Eagle-eyed observers of Bill Cunningham’s Sunday Times Style “On the Street” feature – and who in this social and style-conscious city does not look at that page with eagle eyes? – have had their interest piqued by a mysterious tall, dark dandy who has appeared three times since July 30. “A lot of people are very jealous about it,” says the famously curmudgeonly Cunningham. “But he just stands out. He must put all his money into clothes.”

The slim stranger has appeared on the page a dozen times over the past two years – including one Sunday when he pulled off a hat trick: three photographs on a single page. Cunningham has used this one-man trend machine to illustrate a variety of recent themes, from summer black to bright yellow, as well as earlier reports on striking hats and clashing patterns. But he bridles at the slightest suggestion that his page is anything but a selection of photographs that have caught his disinterested documentarian’s eye. “I don’t know anything about him! I see him two or three times a week – after lunch – when I am out shooting. But I don’t speak to anyone on the street.”

The emerging style icon turns out to be Patrick McDonald, the 44-year-old P.R. director for Upper East Side dressmaker John Anthony and lifestyle editor for aRUDE magazine. And he does spend a lot of money on clothes. He buys his brightly colored and boldly patterned suits from Ozwald Boateng, Vivienne Westwood, and Paul Smith, his matching shirt-and-tie sets from Westwood, his strikingly complicated shirts at Turnbull & Asser and London’s Hackett, his two-tone shoes from John Lobb and Crockett and Jones. And his berets and bowlers? “I have my hats made,” he says.

McDonald, who maintains a clip book of all his fashionable forays into print (“I have friends who say, ‘I look in the Style section as soon as I get home from the Hamptons to see if you’re in it,’ ” he says), rotates his wardrobe with each of the four seasons and plans his outfits precisely. “I take my inspiration from old Hollywood,” he says, launching into a discussion of Rudolph Valentino’s influence on his own use of makeup: dramatic coal-black eyebrows raised in a permanent arch and a just-so beauty mark on his left cheek.
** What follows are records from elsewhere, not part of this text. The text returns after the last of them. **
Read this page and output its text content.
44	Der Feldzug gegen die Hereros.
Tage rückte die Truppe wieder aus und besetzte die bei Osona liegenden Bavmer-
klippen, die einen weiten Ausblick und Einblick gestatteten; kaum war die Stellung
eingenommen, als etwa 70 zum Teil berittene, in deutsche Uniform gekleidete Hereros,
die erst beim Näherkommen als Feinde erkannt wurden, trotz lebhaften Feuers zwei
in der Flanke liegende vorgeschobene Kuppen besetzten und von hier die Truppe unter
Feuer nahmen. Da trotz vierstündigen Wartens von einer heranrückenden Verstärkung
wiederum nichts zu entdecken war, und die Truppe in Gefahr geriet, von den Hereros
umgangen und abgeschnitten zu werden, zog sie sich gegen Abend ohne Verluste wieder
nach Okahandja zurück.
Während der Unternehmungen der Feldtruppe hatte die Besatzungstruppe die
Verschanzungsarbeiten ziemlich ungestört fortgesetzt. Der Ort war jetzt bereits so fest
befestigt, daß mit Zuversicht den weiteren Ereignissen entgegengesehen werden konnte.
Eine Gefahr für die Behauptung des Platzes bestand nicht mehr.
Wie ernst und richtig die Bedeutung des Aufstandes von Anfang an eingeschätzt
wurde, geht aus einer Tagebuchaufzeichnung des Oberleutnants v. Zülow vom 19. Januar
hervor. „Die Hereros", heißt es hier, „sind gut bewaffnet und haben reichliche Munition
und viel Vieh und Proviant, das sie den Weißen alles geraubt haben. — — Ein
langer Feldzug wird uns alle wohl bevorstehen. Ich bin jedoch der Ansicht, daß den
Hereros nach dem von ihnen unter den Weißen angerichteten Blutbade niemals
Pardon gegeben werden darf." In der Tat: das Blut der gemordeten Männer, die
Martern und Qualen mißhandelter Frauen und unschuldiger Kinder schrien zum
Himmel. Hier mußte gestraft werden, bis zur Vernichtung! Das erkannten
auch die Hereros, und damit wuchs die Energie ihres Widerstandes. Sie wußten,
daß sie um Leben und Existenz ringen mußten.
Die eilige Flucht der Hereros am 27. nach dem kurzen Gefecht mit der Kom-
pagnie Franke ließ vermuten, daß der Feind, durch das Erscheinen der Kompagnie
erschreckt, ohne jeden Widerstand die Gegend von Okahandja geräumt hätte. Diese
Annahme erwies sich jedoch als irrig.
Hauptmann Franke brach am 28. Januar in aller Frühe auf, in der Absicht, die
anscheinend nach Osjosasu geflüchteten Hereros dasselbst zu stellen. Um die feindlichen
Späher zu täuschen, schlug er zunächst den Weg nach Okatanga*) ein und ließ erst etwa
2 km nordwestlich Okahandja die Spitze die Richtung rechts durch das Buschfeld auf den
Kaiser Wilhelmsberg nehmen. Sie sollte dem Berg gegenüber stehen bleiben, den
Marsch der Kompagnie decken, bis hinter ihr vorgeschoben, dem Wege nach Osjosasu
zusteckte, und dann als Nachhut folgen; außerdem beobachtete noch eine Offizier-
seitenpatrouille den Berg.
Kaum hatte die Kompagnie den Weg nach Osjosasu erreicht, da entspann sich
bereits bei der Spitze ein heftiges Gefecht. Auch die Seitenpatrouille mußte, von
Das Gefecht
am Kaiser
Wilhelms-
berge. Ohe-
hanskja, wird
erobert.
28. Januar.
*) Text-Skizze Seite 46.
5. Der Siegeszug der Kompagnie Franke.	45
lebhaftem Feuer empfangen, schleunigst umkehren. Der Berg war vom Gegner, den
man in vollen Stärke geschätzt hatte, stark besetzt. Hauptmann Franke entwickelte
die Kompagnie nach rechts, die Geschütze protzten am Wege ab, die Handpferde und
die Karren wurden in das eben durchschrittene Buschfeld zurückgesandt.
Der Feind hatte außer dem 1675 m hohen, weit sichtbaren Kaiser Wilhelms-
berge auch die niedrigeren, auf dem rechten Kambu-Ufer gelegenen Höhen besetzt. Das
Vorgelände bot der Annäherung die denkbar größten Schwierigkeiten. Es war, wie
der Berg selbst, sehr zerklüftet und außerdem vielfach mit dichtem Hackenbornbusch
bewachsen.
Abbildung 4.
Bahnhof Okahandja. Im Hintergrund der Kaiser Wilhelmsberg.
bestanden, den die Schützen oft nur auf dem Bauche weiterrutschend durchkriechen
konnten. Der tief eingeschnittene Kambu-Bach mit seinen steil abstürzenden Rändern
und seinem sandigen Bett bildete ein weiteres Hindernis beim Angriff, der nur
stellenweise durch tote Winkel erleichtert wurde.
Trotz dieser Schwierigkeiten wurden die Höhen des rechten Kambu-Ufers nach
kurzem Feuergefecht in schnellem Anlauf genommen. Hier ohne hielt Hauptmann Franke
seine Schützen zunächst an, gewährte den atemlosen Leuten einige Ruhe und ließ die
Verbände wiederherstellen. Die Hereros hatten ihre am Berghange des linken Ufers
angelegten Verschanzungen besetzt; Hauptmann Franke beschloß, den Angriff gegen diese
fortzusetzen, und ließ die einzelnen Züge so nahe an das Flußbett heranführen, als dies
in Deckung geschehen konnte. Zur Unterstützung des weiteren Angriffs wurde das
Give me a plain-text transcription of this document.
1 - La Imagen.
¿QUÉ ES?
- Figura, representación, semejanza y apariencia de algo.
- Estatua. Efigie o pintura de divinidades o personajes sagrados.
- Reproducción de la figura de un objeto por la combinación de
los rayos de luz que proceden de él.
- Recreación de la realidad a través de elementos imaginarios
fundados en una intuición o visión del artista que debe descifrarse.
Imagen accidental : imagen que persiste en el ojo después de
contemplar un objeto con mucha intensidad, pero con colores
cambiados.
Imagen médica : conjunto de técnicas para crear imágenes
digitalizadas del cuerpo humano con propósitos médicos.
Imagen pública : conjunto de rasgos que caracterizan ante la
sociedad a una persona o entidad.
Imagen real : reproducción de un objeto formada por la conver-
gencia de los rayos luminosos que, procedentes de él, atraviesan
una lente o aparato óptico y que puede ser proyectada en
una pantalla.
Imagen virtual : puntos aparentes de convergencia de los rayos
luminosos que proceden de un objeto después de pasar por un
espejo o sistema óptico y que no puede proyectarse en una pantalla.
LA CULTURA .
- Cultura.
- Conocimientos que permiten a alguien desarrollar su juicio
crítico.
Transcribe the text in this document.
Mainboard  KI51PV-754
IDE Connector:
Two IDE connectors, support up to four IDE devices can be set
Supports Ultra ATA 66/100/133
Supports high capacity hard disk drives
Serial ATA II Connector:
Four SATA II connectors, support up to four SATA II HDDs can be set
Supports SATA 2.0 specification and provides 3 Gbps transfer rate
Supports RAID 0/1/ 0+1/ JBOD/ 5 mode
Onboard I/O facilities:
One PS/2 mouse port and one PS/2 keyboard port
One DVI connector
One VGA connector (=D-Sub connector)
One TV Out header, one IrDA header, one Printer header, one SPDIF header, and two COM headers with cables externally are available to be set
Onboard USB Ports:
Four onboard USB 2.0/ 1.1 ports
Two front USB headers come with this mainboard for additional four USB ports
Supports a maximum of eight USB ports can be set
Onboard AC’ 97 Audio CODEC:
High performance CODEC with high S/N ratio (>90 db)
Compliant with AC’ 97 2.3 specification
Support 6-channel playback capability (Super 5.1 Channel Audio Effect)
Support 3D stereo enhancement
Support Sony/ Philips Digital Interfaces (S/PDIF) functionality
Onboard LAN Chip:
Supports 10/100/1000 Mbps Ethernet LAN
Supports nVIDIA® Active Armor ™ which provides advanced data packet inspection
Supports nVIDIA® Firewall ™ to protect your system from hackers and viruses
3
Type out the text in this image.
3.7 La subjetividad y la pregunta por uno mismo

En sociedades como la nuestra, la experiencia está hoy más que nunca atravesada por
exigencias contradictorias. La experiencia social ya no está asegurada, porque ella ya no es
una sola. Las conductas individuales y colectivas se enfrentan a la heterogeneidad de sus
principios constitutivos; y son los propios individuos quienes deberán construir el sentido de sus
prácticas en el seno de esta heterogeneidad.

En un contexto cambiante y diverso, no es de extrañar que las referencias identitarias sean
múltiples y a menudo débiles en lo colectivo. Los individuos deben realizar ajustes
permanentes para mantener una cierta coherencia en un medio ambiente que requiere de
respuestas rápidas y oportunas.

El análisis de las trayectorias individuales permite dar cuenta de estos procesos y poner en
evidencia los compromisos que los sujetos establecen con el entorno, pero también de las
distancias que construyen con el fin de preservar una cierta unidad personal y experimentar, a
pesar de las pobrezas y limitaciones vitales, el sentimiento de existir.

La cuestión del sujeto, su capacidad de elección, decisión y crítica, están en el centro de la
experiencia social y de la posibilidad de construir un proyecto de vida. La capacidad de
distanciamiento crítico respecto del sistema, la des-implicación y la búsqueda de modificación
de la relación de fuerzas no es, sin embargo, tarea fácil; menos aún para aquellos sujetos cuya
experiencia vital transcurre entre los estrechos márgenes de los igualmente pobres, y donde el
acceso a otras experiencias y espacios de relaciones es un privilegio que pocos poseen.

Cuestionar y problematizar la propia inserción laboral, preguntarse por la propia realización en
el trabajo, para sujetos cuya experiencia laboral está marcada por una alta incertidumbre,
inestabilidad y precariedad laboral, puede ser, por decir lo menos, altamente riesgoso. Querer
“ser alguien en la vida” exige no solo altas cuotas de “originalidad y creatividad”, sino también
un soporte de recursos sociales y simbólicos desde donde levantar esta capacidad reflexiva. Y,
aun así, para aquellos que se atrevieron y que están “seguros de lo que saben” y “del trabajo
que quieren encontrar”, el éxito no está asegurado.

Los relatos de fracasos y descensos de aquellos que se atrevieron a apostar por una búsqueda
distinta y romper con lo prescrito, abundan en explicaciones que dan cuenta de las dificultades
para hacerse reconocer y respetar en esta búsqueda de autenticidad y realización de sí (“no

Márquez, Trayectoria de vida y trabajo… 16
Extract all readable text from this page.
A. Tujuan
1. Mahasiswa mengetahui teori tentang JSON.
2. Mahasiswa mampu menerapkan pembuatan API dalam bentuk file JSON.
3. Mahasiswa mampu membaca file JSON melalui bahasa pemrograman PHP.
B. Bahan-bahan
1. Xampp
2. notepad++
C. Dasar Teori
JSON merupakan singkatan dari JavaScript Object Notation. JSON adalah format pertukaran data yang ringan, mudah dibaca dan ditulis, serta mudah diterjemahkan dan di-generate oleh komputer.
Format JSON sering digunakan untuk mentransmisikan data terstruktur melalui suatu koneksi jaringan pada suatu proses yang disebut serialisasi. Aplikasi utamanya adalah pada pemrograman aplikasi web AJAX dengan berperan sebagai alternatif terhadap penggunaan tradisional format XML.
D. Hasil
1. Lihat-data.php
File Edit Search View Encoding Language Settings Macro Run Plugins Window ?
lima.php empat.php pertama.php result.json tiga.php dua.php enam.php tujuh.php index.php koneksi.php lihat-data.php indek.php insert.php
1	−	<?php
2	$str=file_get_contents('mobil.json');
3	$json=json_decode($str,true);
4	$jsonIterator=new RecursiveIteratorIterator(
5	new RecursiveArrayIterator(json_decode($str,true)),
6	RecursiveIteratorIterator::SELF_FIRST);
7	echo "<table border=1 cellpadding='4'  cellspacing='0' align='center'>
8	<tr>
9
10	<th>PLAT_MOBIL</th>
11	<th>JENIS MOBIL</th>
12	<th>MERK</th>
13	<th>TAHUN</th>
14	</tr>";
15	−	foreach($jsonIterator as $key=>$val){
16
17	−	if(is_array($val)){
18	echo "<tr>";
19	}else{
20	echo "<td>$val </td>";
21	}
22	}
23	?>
So what is it that places McDonald before Cunningham’s lens so often – luck or location? Aspiring “On the Street” subjects will want to note that much of the runway action takes place in midtown: “I do see him a lot on the corner of 57th Street,” McDonald says. But perhaps there’s an even easier way to get noticed by the street shooter. “I think,” McDonald deadpans, “it’s because I wear hats.”